La polémica también alcanzó a la selección española. En el Camp Nou, durante el encuentro entre el Barcelona y el Athletic Club, y posteriormente en El Sadar, durante el duelo entre Osasuna y Levante, fueron denunciados cánticos contra España y el combinado nacional.
En el Metropolitano, además, se registraron expresiones ofensivas contra el Barcelona y Cataluña. La rivalidad deportiva, una de las grandes fuentes de pasión en el fútbol, vuelve así a cruzar una frontera cuando el insulto deja de ser una provocación aislada y se convierte en un comportamiento organizado desde la grada.
El caso más delicado aparece en otros cánticos registrados en el estadio del Espanyol, donde se hicieron referencias a aviones y a un atentado contra el Camp Nou. En El Sadar también se documentaron expresiones con amenazas y alusiones violentas contra Zaragoza.
La dimensión de estos episodios explica por qué LaLiga mantiene un sistema de seguimiento permanente. La organización utiliza su plataforma LALIGAVS para recibir reportes de los aficionados y, además, ha reclamado en distintas ocasiones mayores competencias para combatir la violencia en los estadios.
La experiencia de la temporada anterior muestra que el problema no se limita a un determinado club o a una rivalidad concreta. Los informes oficiales de LaLiga registraron durante 2026 cánticos contra jugadores, árbitros, equipos rivales y grupos de aficionados. En algunos casos incluso aparecieron expresiones que llamaban a agredir o desear la muerte a futbolistas.
Esto también permite poner en perspectiva lo ocurrido al inicio de la campaña 2026-27. No parece tratarse de un fenómeno aislado, sino de una conducta que las instituciones deportivas llevan tiempo intentando contener.

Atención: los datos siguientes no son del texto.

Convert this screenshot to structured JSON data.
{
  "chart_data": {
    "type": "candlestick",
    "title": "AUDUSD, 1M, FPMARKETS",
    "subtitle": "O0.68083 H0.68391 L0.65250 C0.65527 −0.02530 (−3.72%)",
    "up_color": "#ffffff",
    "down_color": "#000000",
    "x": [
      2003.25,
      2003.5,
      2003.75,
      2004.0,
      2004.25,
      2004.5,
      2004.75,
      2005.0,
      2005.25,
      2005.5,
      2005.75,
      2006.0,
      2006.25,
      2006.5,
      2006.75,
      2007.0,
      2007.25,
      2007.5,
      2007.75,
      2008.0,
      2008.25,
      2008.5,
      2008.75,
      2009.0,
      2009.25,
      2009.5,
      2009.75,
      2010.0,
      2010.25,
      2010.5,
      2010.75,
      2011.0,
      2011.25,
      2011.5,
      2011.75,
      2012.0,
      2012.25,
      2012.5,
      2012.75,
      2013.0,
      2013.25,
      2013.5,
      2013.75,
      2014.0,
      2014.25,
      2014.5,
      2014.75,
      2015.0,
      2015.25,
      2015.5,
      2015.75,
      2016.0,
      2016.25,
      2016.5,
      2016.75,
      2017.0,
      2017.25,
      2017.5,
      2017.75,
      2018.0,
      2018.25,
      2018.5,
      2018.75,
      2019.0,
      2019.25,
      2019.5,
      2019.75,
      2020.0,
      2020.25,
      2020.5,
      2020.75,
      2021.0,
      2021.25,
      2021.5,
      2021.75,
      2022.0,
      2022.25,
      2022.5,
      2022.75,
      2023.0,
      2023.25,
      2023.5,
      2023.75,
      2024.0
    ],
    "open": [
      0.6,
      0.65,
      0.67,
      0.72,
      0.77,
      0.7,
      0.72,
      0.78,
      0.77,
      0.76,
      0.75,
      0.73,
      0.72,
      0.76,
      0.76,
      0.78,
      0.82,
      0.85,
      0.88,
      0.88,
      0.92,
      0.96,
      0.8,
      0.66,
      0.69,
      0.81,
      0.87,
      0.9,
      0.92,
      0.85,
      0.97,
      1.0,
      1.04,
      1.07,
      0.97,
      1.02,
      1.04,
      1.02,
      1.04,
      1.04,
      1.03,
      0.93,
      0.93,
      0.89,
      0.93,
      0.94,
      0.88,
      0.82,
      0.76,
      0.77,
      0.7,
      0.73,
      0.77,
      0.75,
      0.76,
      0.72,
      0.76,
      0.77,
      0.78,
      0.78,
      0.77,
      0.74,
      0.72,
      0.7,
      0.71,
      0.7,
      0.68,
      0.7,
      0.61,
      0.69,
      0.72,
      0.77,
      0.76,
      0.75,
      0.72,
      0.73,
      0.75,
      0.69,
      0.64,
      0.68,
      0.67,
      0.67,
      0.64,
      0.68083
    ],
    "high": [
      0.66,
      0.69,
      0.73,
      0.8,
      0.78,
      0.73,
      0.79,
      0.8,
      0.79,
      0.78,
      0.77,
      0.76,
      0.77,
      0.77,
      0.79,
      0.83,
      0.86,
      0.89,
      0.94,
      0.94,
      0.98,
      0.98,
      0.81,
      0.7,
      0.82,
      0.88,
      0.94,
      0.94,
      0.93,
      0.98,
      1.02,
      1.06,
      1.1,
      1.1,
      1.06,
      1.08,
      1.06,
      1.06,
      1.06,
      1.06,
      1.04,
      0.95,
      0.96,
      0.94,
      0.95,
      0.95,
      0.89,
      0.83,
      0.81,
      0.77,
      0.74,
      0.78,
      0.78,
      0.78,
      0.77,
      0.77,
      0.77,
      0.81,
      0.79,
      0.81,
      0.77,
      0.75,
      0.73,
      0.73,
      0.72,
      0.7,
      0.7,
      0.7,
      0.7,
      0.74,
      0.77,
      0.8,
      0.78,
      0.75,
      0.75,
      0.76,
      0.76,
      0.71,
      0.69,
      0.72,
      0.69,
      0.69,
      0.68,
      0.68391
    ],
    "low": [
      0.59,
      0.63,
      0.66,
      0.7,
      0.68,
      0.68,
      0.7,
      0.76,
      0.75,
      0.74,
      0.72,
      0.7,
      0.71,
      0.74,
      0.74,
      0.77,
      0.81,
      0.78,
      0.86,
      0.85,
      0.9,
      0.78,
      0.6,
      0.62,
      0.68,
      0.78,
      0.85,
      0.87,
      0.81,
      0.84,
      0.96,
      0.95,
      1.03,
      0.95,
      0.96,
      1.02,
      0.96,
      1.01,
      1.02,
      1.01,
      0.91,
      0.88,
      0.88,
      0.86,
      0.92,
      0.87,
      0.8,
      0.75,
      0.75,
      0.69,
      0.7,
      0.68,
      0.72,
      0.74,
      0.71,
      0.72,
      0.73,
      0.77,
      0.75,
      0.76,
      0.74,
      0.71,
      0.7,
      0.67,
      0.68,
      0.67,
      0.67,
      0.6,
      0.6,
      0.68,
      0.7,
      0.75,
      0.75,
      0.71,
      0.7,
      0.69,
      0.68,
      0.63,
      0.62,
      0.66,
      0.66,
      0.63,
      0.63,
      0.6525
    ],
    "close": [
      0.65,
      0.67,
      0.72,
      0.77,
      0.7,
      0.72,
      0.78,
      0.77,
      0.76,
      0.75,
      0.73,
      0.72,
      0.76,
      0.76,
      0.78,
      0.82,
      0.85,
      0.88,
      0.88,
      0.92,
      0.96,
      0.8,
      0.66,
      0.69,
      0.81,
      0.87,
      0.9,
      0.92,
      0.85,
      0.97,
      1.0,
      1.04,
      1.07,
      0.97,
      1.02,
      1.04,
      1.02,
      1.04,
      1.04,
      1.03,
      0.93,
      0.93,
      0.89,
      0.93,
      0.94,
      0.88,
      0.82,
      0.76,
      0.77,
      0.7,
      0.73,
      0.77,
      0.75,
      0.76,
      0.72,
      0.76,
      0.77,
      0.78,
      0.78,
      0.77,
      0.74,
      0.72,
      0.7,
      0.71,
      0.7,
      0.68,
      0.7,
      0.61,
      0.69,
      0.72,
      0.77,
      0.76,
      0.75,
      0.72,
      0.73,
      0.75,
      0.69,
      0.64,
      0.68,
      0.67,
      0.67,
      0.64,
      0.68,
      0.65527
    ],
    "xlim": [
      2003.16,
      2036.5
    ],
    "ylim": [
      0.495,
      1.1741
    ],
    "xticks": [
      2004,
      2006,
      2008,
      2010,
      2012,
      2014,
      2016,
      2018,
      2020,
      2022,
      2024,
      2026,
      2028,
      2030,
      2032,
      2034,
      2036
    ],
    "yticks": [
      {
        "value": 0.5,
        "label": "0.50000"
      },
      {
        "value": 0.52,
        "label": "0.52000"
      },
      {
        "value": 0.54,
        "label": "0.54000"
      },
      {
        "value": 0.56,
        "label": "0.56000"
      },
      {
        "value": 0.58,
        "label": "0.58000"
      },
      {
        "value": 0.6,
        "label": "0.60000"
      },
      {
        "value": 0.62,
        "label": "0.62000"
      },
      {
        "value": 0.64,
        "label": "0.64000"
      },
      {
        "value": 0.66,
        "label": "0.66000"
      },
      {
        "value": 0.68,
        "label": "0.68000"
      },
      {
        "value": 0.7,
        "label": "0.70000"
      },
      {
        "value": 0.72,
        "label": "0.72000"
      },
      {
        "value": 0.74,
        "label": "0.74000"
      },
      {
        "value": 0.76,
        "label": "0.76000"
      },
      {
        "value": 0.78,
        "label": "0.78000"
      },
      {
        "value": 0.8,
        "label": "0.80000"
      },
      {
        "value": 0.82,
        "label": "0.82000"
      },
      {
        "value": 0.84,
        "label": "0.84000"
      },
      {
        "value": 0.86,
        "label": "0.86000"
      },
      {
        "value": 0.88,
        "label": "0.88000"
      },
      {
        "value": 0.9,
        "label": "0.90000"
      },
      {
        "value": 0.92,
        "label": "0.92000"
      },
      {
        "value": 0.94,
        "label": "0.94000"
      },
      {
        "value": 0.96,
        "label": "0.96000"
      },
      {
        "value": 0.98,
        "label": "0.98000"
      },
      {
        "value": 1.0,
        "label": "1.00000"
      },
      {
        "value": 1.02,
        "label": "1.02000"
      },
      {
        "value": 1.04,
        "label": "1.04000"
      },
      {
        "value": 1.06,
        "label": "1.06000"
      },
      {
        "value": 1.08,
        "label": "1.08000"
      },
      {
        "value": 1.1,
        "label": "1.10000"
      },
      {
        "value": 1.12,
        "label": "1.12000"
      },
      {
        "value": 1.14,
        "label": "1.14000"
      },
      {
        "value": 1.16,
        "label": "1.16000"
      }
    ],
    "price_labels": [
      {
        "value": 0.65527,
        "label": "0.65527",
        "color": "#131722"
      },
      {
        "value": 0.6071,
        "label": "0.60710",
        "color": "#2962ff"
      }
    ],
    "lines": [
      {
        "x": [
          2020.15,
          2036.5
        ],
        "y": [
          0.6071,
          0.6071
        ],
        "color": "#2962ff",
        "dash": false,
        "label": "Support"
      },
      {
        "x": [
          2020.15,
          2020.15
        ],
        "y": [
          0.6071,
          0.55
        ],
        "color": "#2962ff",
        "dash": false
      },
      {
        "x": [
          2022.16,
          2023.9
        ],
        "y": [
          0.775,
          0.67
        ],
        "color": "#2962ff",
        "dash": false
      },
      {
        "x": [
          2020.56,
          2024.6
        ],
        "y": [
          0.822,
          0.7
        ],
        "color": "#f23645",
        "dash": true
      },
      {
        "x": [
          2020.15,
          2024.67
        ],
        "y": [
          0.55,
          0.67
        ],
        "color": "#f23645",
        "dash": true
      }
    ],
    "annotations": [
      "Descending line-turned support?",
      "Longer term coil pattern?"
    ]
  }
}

LaLiga insiste en que los cánticos denunciados no representan necesariamente al conjunto de los aficionados presentes en un estadio. En distintos informes ha precisado que algunas expresiones proceden exclusivamente de determinados sectores o grupos de animación, mientras el resto del público mantiene un comportamiento adecuado.
La diferencia es importante. El fútbol necesita rivalidad, pasión y hasta provocación, pero una cosa es la burla propia de un partido y otra muy distinta utilizar un estadio como escenario para insultos discriminatorios, amenazas o referencias a actos violentos.
Ahora serán los organismos competentes los que deberán valorar cada denuncia y determinar, en su caso, las consecuencias disciplinarias. Mientras tanto, la sucesión de incidentes vuelve a plantear una pregunta incómoda para el fútbol español: ¿hasta dónde puede llegar la pasión antes de convertirse en violencia verbal?
La respuesta no depende únicamente de las sanciones. También pasa por la responsabilidad de los clubes, los grupos de animación y los propios aficionados. Como ha señalado LaLiga en sus informes institucionales, la prevención requiere medidas de seguridad, vigilancia y mecanismos para identificar las conductas que cruzan esa línea.
El espectáculo está en el campo. Las gradas, por su parte, también forman parte del fútbol, pero no deberían convertirse en un espacio donde el insulto y la amenaza terminen normalizándose.